Laura Rozen reports at the Cable (FP) that Secretary of State Hillary Clinton is planning ‘“a “smart power” oriented address in which she plans to discuss “ways the United States can promote nuclear nonproliferation, combat violent extremism, and improve food security, along with other themes. "She will highlight the ... goals of U.S. policy (not her goals -- the country's)," one official familiar with the preparations stressed on condition of anonymity.”’
But Clinton’s planned speech is clearly meant to raise her own profile as well. In her first six months as Barack Obama's top diplomat, the secretary has faced something of an underappreciated challenge: proving that she is a loyal lieutenant to her former presidential primary rival while projecting that she owns the Obama administration's diplomatic portfolio.
As a U. S. Senator from New York, Hillary Clinton was respected in both parties for her knowledge of the issues, experience, dedication, high ethical standards, ability to work across the aisle, and outstanding leadership skills. So why were the pundits so nervous about whether or not she would perform as a team player as secretary of state? Blatant male chauvinists like Christopher Hitchens spewed forth their most abusive slanderous attacks in attempting to sabotage her appointment, but those who knew her best, Clinton’s Senate colleagues, confirmed her by a vote of 94-2.
Still not deigning to look at her record, the punditry has continued to foster doubts about Clinton. The biggest fear on the minds of the media’s good old boys appears to have been that such a strong, intelligent, competent woman would upstage Obama in fulfilling her responsibilities at state. That was true even though Obama supporters continued to boast about how confident their leader was to appoint such outsized personalities to high positions.
For the most part the pundits are still wary even though, as Rozen reports, there's no disputing the professionalism and gravitas Secretary Clinton brings to her position at the State Department:
Clinton and Obama aides alike say the administration has one of the most effective secretary of state-White House relationships and balanced national-security teams of the past several terms. They note that Clinton has excellent relationships with the other national-security principals, a strategic investment that could pay dividends down the road.

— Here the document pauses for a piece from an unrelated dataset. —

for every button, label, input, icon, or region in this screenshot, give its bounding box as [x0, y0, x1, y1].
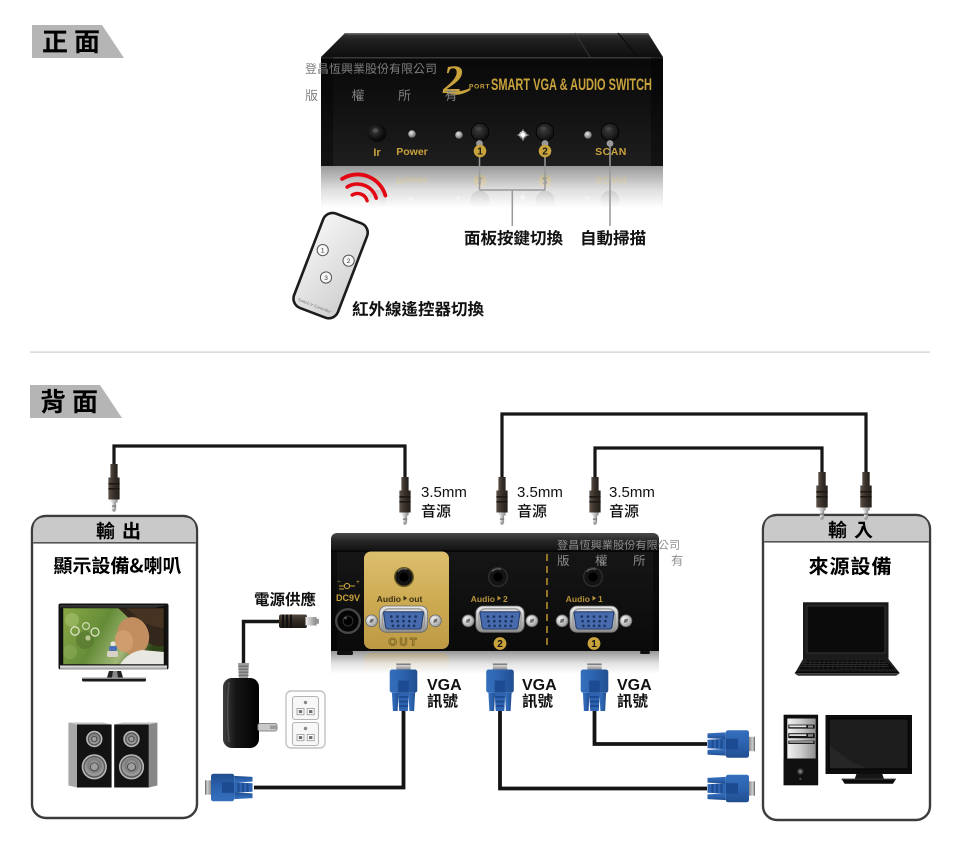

She breakfasts frequently, as she did on Tuesday morning, with Vice President Joseph Biden (her neighbor), meets with the president privately at least once a week in the Oval Office, has a regular monthly meeting with Defense Secretary Robert Gates, and attends multiple Principals Committee meetings at the White House with Obama, Gates, National Security Advisor James L. Jones, and CIA director Leon Panetta each week. Aides also note that getting many senior State Department appointments confirmed and their teams in place in the past few weeks, in particular assistant secretaries in charge of the State Department's regional bureaus, has helped accelerate getting the engines moving and connecting Foggy Bottom's seventh-floor bigwigs with its civil service and bureaucrats who now have intermediate leadership to guide their work.
Rozen lets us know what Clinton has been up against since day one:
Perhaps more than any other member in Obama's "team of rivals," Clinton has had to walk a fine line: to prove to the president and his loyalists (to say nothing of a rapacious press corps) that his former primary opponent would be a trustworthy team player, restraining her own foreign-policy inclinations to bolster and never undermine his. Channeling Obama's vision while making the secretary of state job her own has required impressive self-restraint amid a host of foreign leader powwows, interagency meetings, and appointments. Not lacking for opportunities to seize the megaphone, Clinton appears to have carefully calibrated the amount of individual voice, vision, and volume she has projected so far, perhaps with an eye to gaining a measure of trust that will ultimately enhance her effectiveness.
Yet she’s still had to convince Obama’s “boys” that she’s not going to cut into the One’s image by outshining him on the foreign policy front:
So far, Clinton has arguably succeeded in proving her team-player bona fides. Several initially somewhat wary Obama aides and holdover State Department officials who have traveled with her abroad have confided genuine admiration for Clinton's professionalism and decency -- citing her preparedness for meetings with foreign leaders and her thank-yous to bureau staff who worked on her trips. Clinton loyalists and White House aides, moreover, vigorously insist that the secretary is a critical and indispensable voice in Obama's national security team.
"The President and General Jones value Secretary Clinton deeply," NSC Director of Strategic Communications Denis McDonough said in an e-mail. "She is a tireless advocate for the national interest and a key player on the national security team. Hers is a key voice - in the situation room, on the Hill and overseas."
Time will tell if Clinton has been wise to do the initial, low-profile diplomatic prep work at home to be an effective and consequential secretary of state, with the ear and confidence of the president, especially when crisis erupts.
Just a brief reminder here to Rozen et al: as I mentioned yesterday, it’s no accident that the Obama Administration is receiving high marks in foreign policy while sinking fast on the domestic front. As Dubya learned the hard way, likability can take you only so far: the charming Obama has Hillary to guide him on foreign turf; he’s on his own with the still tanking U.S. economy.